Eddie tenta de détourner la tête pour éviter la première créature, mais il fut trop lent. D’une pince presque négligente, l’homarstruosité lui détacha du visage un lambeau de chair, ouvrit son œil gauche et en fit gicler l’humeur, révélant ainsi dans le crépuscule l’éclat blanc de l’os, cependant qu’elle poursuivait son interrogatoire et que la Vraiment Méchante hurlait de rire…

Arrête, s’ordonna Roland. Penser ce genre de trucs est plus qu’inutile : c’est dangereux. Et ça n’a aucune raison d’être. Il doit rester du temps.

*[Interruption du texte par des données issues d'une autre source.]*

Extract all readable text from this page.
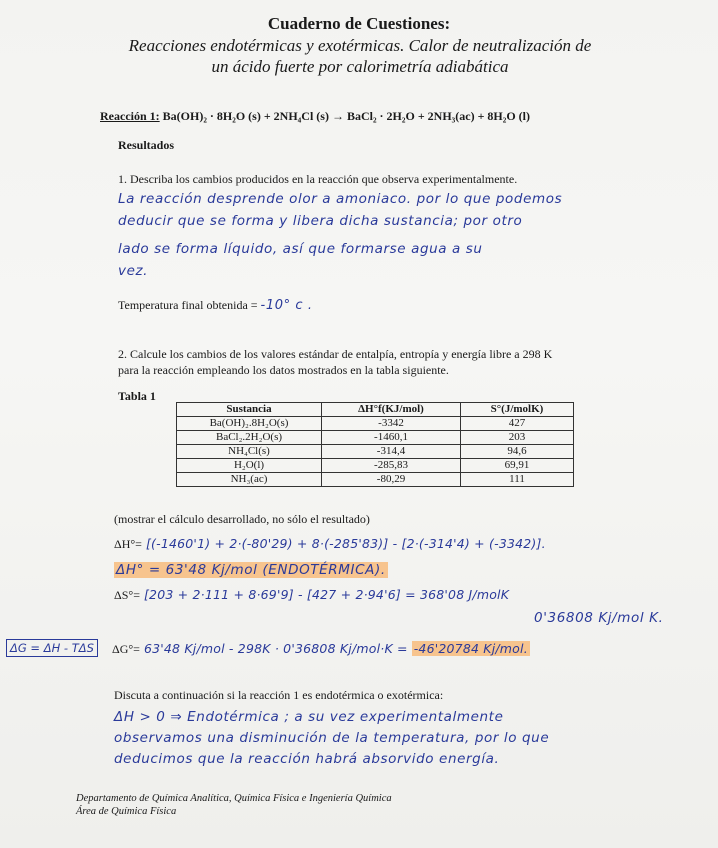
Cuaderno de Cuestiones:
Reacciones endotérmicas y exotérmicas. Calor de neutralización de
un ácido fuerte por calorimetría adiabática
Reacción 1: Ba(OH)₂ · 8H₂O (s) + 2NH₄Cl (s) → BaCl₂ · 2H₂O + 2NH₃(ac) + 8H₂O (l)
Resultados
1. Describa los cambios producidos en la reacción que observa experimentalmente.
La reacción desprende olor a amoniaco. por lo que podemos
deducir que se forma y libera dicha sustancia; por otro
lado se forma líquido, así que formarse agua a su
vez.
Temperatura final obtenida = -10° c .
2. Calcule los cambios de los valores estándar de entalpía, entropía y energía libre a 298 K
para la reacción empleando los datos mostrados en la tabla siguiente.
Tabla 1
Sustancia	ΔH°f(KJ/mol)	S°(J/molK)
Ba(OH)₂.8H₂O(s)	-3342	427
BaCl₂.2H₂O(s)	-1460,1	203
NH₄Cl(s)	-314,4	94,6
H₂O(l)	-285,83	69,91
NH₃(ac)	-80,29	111
(mostrar el cálculo desarrollado, no sólo el resultado)
ΔH°= [(-1460'1) + 2·(-80'29) + 8·(-285'83)] - [2·(-314'4) + (-3342)].
ΔH° = 63'48 Kj/mol (ENDOTÉRMICA).
ΔS°= [203 + 2·111 + 8·69'9] - [427 + 2·94'6] = 368'08 J/molK
0'36808 Kj/mol K.
ΔG = ΔH - TΔS	ΔG°= 63'48 Kj/mol - 298K · 0'36808 Kj/mol·K = -46'20784 Kj/mol.
Discuta a continuación si la reacción 1 es endotérmica o exotérmica:
ΔH > 0 ⇒ Endotérmica ; a su vez experimentalmente
observamos una disminución de la temperatura, por lo que
deducimos que la reacción habrá absorvido energía.
Departamento de Química Analítica, Química Física e Ingeniería Química
Área de Química Física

Il en restait, de fait. Alors que Roland dévalait la 43e Rue dans le corps de Jack Mort — les bras ballants au rythme de ses enjambées, les yeux rivés sur l’enseigne de la pharmacie, indifférent aux regards qu’il suscitait comme aux détours qu’on faisait pour l’éviter —, le soleil était toujours assez haut dans son monde d’origine. Un bon quart d’heure le séparait encore de l’instant où son arc inférieur allait toucher la frontière entre ciel et mer. Et, même s’il promettait d’horribles souffrances pour le jeune homme, cet instant restait avenir.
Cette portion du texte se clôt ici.